Comscore is the publicly traded ($357.5M FY 2025 revenue, NASDAQ: SCOR) cross-platform measurement provider that has spent the last decade trying to convert technical credibility into transactable currency. Founded in July 1999 by IRI alumni Magid Abraham and Gian Fulgoni, the company built its early franchise on digital panel measurement, then scaled into TV through the 2016 merger with Rentrak — pulling in the set-top-box and box-office data assets that anchor its national and local TV business today.

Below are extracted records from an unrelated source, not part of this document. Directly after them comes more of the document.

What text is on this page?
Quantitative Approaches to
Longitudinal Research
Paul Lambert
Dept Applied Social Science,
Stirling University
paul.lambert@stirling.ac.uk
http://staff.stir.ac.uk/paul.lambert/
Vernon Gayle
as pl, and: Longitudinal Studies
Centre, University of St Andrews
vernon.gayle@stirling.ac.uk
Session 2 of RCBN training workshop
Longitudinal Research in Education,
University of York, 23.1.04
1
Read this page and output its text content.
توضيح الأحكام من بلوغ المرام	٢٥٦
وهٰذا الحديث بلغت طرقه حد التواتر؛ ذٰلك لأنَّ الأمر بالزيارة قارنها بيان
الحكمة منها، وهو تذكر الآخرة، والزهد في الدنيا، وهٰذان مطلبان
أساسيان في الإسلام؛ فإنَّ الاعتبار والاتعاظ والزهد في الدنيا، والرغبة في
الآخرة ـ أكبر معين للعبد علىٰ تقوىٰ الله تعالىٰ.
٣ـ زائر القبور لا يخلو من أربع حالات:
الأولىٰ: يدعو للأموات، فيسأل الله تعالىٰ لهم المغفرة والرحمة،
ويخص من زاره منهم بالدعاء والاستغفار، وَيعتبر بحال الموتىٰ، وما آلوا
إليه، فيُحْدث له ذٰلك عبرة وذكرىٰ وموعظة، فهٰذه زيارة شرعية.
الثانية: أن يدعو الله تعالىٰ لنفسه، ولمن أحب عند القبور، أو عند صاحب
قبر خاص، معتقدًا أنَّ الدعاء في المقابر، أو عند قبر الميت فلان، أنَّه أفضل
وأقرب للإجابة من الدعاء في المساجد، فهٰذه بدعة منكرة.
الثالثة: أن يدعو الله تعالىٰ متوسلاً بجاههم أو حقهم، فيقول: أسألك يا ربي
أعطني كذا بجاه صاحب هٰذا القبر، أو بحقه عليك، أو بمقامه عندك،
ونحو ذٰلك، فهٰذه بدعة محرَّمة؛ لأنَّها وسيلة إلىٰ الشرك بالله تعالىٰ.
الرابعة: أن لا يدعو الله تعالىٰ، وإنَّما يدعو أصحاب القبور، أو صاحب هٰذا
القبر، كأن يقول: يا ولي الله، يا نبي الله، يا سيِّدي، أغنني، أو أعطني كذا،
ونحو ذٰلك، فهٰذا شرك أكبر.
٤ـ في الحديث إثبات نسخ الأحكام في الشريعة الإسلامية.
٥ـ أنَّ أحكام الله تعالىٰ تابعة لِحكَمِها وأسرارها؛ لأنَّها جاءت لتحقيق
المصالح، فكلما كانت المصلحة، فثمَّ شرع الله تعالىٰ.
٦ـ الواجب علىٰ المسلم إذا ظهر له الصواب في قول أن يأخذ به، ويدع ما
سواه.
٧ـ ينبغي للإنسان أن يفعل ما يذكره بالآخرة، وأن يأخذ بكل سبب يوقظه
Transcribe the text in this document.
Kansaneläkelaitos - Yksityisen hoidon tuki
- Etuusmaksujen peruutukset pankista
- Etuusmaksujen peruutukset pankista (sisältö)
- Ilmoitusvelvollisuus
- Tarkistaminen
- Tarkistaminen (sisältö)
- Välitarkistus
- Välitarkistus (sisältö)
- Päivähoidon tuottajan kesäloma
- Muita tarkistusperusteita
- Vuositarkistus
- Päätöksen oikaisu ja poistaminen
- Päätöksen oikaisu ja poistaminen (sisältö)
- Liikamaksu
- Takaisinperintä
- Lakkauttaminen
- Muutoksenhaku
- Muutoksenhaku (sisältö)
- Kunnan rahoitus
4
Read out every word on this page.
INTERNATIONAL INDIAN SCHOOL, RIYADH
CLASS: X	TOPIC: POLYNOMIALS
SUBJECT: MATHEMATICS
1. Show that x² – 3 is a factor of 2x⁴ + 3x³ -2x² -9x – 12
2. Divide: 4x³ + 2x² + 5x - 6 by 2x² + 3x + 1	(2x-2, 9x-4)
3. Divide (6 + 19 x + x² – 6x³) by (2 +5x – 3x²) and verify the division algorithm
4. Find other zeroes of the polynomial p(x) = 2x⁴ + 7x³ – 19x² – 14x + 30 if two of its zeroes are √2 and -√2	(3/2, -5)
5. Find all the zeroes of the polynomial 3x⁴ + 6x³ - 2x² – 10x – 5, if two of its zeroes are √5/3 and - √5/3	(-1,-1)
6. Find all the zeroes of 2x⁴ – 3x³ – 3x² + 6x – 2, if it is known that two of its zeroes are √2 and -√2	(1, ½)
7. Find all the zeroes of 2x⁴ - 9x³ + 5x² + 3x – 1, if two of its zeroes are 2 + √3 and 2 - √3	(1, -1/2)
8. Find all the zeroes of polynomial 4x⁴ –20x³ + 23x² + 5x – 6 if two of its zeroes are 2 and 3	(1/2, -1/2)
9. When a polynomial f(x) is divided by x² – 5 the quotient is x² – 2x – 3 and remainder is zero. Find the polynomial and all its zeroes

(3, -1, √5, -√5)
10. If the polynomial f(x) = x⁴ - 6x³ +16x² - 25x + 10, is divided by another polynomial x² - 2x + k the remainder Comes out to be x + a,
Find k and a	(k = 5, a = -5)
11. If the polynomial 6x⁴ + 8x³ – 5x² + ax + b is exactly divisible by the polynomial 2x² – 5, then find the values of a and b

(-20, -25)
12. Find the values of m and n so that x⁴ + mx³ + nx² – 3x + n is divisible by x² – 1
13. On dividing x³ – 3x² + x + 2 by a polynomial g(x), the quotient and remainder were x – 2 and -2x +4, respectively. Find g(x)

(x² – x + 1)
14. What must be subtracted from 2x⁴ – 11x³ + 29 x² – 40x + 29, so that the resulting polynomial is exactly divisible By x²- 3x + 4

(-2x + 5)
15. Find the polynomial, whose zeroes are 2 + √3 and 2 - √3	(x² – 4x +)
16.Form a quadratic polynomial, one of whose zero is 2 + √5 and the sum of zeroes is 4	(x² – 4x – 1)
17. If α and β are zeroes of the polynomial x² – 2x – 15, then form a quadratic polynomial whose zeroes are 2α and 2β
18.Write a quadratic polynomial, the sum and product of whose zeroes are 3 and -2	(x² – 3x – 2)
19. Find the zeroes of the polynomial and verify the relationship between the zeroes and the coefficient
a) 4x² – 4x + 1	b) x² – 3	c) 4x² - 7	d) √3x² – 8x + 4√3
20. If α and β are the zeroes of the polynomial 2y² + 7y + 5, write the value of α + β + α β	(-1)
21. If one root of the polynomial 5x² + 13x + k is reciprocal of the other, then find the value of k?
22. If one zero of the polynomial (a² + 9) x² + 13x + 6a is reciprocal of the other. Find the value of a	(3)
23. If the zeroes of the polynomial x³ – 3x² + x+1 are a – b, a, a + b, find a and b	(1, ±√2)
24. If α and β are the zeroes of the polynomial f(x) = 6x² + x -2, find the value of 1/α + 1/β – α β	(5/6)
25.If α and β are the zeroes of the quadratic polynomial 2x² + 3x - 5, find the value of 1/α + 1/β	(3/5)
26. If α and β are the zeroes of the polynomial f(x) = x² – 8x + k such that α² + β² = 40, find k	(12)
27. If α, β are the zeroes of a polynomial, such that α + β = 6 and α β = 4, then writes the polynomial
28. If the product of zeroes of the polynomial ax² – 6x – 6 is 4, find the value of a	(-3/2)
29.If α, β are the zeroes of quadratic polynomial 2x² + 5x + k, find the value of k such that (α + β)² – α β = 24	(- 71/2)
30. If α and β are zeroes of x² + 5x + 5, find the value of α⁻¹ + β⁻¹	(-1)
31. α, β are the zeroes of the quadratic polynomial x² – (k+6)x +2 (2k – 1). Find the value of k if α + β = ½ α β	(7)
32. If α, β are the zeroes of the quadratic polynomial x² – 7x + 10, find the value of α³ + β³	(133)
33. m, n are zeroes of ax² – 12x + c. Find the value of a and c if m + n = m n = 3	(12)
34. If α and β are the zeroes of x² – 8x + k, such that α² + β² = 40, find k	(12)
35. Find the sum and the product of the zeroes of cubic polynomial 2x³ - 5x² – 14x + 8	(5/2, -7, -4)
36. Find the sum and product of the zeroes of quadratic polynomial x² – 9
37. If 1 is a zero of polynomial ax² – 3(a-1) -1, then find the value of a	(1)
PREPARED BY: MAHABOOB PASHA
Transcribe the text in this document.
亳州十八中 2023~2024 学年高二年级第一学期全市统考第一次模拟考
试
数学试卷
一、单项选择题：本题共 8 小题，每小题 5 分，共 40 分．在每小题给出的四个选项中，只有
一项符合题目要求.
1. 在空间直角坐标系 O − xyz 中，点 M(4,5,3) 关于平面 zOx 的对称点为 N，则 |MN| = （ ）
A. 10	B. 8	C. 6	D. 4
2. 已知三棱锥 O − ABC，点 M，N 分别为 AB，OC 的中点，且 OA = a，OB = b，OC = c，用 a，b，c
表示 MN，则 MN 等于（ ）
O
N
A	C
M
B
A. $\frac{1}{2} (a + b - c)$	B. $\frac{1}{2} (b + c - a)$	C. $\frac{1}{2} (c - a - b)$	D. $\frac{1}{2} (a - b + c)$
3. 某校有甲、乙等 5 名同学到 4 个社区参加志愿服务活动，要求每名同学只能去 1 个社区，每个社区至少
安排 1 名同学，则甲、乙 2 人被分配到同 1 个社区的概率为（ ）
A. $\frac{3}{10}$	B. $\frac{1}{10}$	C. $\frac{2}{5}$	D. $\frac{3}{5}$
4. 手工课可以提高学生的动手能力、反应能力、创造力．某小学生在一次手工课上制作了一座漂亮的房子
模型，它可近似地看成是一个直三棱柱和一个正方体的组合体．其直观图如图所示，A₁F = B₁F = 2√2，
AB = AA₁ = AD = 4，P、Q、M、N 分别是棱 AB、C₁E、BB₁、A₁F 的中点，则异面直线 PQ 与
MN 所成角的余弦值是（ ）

The editorial reason Comscore matters to our coverage is the ongoing currency debate. Alongside Nielsen, VideoAmp, and iSpot.tv, Comscore is one of four providers the U.S. Joint Industry Committee has certified for national TV measurement. The July 2025 milestone — adding Personified Demographics to its JIC certification — made Comscore the only provider with both complete JIC certification and MRC accreditation for reported audience estimates across all JIC classifications, a positioning the company leans on heavily in upfront-season pitches against Nielsen’s Big Data + Panel methodology.

Operationally, the story since CEO Jon Carpenter took over from Bill Livek in July 2022 has been a slow pivot from the syndicated digital and national TV products that built the company toward a Cross-Platform business — Proximic, CCR, and the newer Comscore Campaign Measurement (CCM) — that grew 24.4% in Q4 2025 and is now the company’s growth engine. Management’s 2026 guidance assumes the same pattern: roughly flat consolidated revenue with double-digit Cross-Platform growth offsetting continued declines in legacy syndicated products. The 2025 recapitalization that exchanged Series B preferred for Series C plus common stock removed the $18 million annual preferred dividend overhang and is the most consequential balance-sheet move in the post-Rentrak era.